1. A method of lossless compression of a file of lidar point cloud data comprising the steps of:

providing a file of lidar data, representing a predetermined number of frames of raw lidar data, with a set of objects identified and classified within the lidar data;

assigning each identified object an objectId to allow tracking of each identified object’s position in each frame;

for each frame of lidar point cloud data, sequencing the position of each identified object in that frame based on each objects order of appearance in a bounded grid applied to each frame, reading from right to left, top to bottom, with each identified objects position described as their integer offset from the previous identified object in the bounded grid;

wherein each identified objects offset value is stored in the compressed file as a variable width integer datatype.

2. The method of lossless compression of claim 1 wherein the compressed position data for each object in each frame is further compressed using an additional lossless compression technique to result in the lidargraph compressed file.

3. The method of lossless compression of claim 1 wherein the position of each object is 2D, or (X, Y).

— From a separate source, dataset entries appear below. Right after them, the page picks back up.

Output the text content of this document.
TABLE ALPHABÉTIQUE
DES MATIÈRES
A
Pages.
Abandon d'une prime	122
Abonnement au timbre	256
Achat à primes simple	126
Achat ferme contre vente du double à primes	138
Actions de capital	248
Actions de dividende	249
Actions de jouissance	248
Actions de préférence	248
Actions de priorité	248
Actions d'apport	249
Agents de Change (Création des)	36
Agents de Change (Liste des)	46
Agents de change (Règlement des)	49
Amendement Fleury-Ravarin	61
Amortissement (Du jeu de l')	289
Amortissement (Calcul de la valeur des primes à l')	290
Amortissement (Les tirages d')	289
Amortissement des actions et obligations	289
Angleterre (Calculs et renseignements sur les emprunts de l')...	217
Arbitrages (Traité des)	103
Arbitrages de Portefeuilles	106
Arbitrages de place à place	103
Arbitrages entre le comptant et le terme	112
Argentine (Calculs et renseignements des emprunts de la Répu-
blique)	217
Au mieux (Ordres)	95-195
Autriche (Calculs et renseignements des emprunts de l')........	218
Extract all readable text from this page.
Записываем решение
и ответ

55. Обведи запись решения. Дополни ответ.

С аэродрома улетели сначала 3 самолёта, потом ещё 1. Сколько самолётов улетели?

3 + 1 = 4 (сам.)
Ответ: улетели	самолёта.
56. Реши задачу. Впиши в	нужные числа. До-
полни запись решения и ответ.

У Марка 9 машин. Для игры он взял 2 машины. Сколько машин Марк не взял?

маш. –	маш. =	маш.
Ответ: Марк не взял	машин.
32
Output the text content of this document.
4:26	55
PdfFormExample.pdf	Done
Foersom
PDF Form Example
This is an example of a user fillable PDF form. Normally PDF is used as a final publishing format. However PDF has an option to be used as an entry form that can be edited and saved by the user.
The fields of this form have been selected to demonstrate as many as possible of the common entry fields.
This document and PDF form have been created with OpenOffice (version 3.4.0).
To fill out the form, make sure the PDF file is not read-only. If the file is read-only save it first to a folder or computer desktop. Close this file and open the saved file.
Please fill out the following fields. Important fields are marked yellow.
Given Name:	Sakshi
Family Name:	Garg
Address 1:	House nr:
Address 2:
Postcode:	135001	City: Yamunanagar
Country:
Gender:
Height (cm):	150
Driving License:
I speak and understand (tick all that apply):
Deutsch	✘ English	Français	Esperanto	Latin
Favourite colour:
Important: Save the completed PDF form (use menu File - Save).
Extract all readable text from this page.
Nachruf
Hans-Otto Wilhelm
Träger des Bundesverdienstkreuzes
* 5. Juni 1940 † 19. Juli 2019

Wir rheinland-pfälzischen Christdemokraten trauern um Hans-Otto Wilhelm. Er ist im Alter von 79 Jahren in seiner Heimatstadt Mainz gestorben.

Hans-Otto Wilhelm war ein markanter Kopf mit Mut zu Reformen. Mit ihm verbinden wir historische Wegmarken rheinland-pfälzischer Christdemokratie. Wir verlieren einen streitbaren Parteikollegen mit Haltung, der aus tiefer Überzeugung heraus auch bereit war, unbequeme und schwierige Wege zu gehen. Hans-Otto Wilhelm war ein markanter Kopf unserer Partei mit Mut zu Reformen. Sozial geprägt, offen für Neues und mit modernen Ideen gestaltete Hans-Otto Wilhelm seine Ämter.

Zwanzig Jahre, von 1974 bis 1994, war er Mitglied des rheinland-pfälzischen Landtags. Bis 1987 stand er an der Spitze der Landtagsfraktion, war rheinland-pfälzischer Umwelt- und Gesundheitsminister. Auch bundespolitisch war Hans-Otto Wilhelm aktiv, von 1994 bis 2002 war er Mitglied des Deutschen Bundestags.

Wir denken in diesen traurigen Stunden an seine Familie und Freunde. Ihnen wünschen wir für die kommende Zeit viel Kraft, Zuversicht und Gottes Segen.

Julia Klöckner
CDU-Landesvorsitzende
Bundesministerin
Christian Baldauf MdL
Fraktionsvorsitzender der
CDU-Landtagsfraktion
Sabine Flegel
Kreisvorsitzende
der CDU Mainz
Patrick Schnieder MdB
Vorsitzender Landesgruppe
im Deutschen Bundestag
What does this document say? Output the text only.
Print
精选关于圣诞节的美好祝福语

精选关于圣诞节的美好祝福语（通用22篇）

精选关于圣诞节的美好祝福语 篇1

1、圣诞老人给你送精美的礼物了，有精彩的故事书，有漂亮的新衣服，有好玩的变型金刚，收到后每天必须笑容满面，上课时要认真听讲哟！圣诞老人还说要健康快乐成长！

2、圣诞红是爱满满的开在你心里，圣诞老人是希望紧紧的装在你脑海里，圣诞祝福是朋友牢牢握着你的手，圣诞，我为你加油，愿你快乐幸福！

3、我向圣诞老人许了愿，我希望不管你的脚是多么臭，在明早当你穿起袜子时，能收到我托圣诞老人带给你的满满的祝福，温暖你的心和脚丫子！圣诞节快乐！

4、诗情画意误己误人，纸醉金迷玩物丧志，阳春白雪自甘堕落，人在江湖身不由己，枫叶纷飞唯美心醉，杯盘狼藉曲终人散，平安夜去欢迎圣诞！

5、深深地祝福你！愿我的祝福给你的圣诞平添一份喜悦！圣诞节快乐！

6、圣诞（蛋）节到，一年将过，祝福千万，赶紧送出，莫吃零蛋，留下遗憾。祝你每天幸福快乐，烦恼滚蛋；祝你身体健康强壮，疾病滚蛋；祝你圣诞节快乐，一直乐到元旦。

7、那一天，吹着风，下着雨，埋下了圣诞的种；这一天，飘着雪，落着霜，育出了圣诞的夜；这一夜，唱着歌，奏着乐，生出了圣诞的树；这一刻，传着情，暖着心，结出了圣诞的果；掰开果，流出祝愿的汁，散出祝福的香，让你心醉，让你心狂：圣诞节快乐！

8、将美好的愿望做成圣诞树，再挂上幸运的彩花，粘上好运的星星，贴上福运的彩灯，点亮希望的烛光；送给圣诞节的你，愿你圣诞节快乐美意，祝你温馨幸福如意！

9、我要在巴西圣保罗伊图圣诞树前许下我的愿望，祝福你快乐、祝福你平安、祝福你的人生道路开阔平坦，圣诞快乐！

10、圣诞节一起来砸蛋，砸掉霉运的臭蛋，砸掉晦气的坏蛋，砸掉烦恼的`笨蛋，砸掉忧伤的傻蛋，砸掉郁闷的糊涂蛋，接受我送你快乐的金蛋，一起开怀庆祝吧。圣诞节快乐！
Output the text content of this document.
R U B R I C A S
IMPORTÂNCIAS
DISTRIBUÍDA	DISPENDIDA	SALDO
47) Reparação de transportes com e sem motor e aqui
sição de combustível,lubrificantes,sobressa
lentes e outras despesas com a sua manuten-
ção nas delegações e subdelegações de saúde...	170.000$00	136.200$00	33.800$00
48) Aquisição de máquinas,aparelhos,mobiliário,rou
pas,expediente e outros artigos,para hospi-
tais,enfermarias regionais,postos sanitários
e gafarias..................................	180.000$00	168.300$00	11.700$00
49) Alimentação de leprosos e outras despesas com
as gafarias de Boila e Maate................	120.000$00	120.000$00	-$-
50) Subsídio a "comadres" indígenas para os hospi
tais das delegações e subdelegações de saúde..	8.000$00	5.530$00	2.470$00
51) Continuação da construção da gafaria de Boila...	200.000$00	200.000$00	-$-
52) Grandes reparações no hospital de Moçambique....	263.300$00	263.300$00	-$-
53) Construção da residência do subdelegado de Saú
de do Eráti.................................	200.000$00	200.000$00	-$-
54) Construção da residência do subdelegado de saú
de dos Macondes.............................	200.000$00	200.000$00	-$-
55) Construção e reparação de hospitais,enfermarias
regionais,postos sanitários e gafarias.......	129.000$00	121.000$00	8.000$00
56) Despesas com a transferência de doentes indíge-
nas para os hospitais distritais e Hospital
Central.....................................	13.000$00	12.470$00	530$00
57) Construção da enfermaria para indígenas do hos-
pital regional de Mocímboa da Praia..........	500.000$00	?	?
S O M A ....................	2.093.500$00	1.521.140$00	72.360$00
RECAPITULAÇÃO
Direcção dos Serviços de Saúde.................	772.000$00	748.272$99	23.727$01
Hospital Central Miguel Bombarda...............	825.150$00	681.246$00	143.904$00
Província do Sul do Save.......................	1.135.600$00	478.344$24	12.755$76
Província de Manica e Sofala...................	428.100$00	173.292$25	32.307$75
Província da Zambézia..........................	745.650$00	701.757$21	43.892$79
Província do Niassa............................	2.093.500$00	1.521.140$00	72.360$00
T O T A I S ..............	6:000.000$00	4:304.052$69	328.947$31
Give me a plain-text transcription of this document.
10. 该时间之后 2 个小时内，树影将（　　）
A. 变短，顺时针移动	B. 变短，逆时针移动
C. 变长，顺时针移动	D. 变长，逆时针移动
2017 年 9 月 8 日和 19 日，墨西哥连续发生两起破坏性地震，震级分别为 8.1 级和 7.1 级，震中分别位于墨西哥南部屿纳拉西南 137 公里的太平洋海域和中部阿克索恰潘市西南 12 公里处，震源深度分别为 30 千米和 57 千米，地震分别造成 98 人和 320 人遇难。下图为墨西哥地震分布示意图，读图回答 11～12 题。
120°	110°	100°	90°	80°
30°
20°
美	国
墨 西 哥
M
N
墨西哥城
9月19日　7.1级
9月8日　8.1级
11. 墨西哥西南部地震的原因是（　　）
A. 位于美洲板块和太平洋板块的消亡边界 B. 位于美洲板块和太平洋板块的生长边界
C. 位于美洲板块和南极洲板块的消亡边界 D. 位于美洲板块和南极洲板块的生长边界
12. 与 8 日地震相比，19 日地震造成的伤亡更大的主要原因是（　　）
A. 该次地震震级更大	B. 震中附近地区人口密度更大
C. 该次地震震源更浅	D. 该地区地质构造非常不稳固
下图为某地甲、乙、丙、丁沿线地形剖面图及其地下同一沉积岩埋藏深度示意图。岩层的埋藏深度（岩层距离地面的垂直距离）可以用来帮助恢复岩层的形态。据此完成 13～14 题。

4. The method of lossless compression of claim 1 wherein the position of each object is 3D, or (X, Y, Z).

5. The method of lossless compression of claim 1 wherein the zero based relative offset for the second object position (x2, y2) relative to the first object position (x1, y1) is (20 - x1) + ((y2-y1)-1)*20) + x2.

6. The method of lossless compression of claim 5 wherein the zero based absolute offset for the second object position is its relative offset plus the relative offset of the first object position.

7. The method of lossless compression of claim 1 wherein object indexing is utilized for the first 255 objects to further reduce the lidargraph file size.

8. The method of lossless compression of claim 1 where resolution reduction is utilized to remove data below a threshold level of resolution, the lidargraph file size can be further reduced.

9. The method of lossless compression of claim 8 wherein the threshold is the centimeter level of resolution.